Germs at Your Fingertips

Contaminated Keyboards

Say the word “keyboard” and you have most ergonomists thinking about repetitive motion injury prevention but add the words “H1N1 and Keyboards” in the same sentence and you have the attention of the workforce.  Quick poll question: How often do you disinfect/clean your keyboard?  Once a day?  Once a week?  Once a month?  Was I supposed to?

Here’s another poll question: Which has more germs per square inch? …A toilet bowl, cell phone, Blackberry device, TV remote control, or your computer keyboard?  Am I making my point?  If not, try this one…Do you eat while typing on the computer?  Do you put your fingers in your mouth while thinking?  If your eyes feel tired, do you rub your eyes with your hand?  Cold symptoms today?  Do you blow your nose with a tissue and go right back to working on the keyboard?  Do I have your attention now?

While repetitive motion injury prevention from computer keyboard and mouse usage is important to ergonomists, preventing the spread of flu, via the keyboard, should be important to everyone.  In light of the present pandemic flu season, with a Spring surge expected, one must consider how easily colds, flu and other infectious diseases are transferred from contact with all office equipment.  This includes phones, desks, keyboards and mouse.  Realising just how often fingers touch computer keyboards, it's not surprising that research studies are finding that keyboards are a galaxy of germs just waiting for transport from the keys to your body, via your nose, mouth and eyes.  Workers coming to work with symptoms (presenteeism) can infect others in the office and leave a trail of viruses on every surface they touch, some which can survive up to three days.

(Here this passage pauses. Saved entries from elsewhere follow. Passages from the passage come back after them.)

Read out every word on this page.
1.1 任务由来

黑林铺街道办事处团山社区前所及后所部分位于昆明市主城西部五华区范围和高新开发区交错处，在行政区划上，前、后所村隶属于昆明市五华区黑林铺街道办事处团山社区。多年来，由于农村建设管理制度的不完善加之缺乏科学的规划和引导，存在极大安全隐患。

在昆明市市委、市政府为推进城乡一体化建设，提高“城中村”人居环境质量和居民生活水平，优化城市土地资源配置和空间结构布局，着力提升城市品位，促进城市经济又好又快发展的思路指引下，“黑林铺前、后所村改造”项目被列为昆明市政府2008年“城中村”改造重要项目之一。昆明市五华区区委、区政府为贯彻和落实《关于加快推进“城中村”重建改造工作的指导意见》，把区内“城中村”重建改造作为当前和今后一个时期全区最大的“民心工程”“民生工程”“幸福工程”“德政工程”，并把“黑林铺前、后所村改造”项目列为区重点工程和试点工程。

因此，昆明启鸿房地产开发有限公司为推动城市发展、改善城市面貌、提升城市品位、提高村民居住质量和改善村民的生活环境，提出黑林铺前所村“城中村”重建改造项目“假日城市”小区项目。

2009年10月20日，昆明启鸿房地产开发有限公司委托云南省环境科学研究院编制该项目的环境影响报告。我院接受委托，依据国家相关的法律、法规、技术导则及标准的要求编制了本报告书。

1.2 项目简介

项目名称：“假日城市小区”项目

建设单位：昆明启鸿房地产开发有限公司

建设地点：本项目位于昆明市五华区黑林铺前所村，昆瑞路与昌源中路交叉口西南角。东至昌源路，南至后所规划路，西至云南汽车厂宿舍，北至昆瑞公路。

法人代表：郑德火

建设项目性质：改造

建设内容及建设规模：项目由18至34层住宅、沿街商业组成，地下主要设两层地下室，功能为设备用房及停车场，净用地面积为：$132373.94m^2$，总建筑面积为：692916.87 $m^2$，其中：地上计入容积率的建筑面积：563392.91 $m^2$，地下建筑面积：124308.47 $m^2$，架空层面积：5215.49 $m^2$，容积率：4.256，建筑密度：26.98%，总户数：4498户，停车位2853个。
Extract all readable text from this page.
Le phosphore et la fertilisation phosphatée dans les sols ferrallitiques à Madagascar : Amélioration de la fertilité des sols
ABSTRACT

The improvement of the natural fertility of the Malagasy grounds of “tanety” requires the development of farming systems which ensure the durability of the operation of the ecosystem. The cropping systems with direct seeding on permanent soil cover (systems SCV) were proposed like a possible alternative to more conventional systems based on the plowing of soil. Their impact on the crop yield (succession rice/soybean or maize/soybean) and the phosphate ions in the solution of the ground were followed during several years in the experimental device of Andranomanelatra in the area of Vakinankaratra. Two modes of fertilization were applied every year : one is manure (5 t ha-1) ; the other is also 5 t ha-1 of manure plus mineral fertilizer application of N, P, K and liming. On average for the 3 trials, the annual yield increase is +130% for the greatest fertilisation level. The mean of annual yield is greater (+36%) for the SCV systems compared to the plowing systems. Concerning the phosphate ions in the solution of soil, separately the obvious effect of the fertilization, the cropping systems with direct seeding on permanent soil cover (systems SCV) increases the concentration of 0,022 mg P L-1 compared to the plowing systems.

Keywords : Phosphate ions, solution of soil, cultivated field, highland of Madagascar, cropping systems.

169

Germ studies conducted by Dr. Charles Gerba, University of Arizona, found that phones, desktop surfaces, keyboards, mice, fax machines, copy machines, and toilet seats all contain germs that can make us sick.  In Gerba’s 2006 study, samples were collected from private offices and cubicles in office buildings located in Washington, D.C., Los Angeles, San Francisco, Oregon and New York City.  A total of 113 surfaces were tested and analyzed at the University of Arizona laboratories.  Here is the germ count found:

  1. Phone:  25,127 germs per square inch
  2. Desktop surface: 20,961 germs per square inch
  3. Keyboard:  3,295 germs per square inch
  4. Mouse: 1,676 germs per square inch
  5. Toilet seat: 49 germs per square inch

 

From a health and safety standpoint, it makes sense because custodial/EVS crews clean toilet seats frequently, using strong disinfectants that kill germs. Keyboards and other computer equipment rarely get cleaned for fear of disturbing someone's work.  Keyboard and mice cleaning/sanitizing is usually left up to the employee, often as they feel necessary.  Keyboards are receptacles of coughs and sneezes, as well as germs from unwashed fingers and hands from poor hygiene.  This human factor/machine germ exchange not only occurs at work, but at home and schools as well.  Most schools and family households have more than one shared computer.

 

Exposure:  In February 2007, the Center for Disease Control (CDC) documented an outbreak of gastrointestinal disease attributable in part to a norovirus found on a shared elementary school computer keyboard and mouse (Morbidity and Mortality Weekly Report, CDC, Jan. 2008).  The disease was contracted by 27 students and two faculty members at a Washington, D.C. elementary school.

Samples were taken from surfaces including toilets, faucets, water fountains, doorknobs, mice, keyboards, school utensils and toys.  The CDC found that all the infected persons had been in one first grade classroom, where teachers and students shared computers. One computer mouse and keyboard in the first grade classroom had a norovirus identical to the virus contracted by the students and teachers.  This 2007 outbreak was the first report of norovirus, commonly referred to as the stomach flu, detected on a computer mouse and keyboard.

Lunchtime Picnic with the Germ Family.  Poll question:  Do you eat lunch at your desk?  A 2006 American Dietician Association survey found that 57 percent of workers eat/snack at their desks at least once a day.  As our current economy pressures the workforce into working longer hours, coming to work when sick and packing a lunch to eat at the desk, our office can become known as the “Bacteria Cafeteria,” where germs are happy to partake in your delectable breakfast, lunch, and dinner menu.

Here is another poll question:  Do you clean your desk before you eat/snack at the desk?  The ADA survey also found that more than 75 percent of workers "only occasionally" clean their desks before eating and 20 percent never do.  One cause of a bug-infested keyboard is eating lunch at your desk where food deposits encourage the growth of millions of bacteria. Poor personal hygiene such as not washing your hands after going to the restroom can also contribute.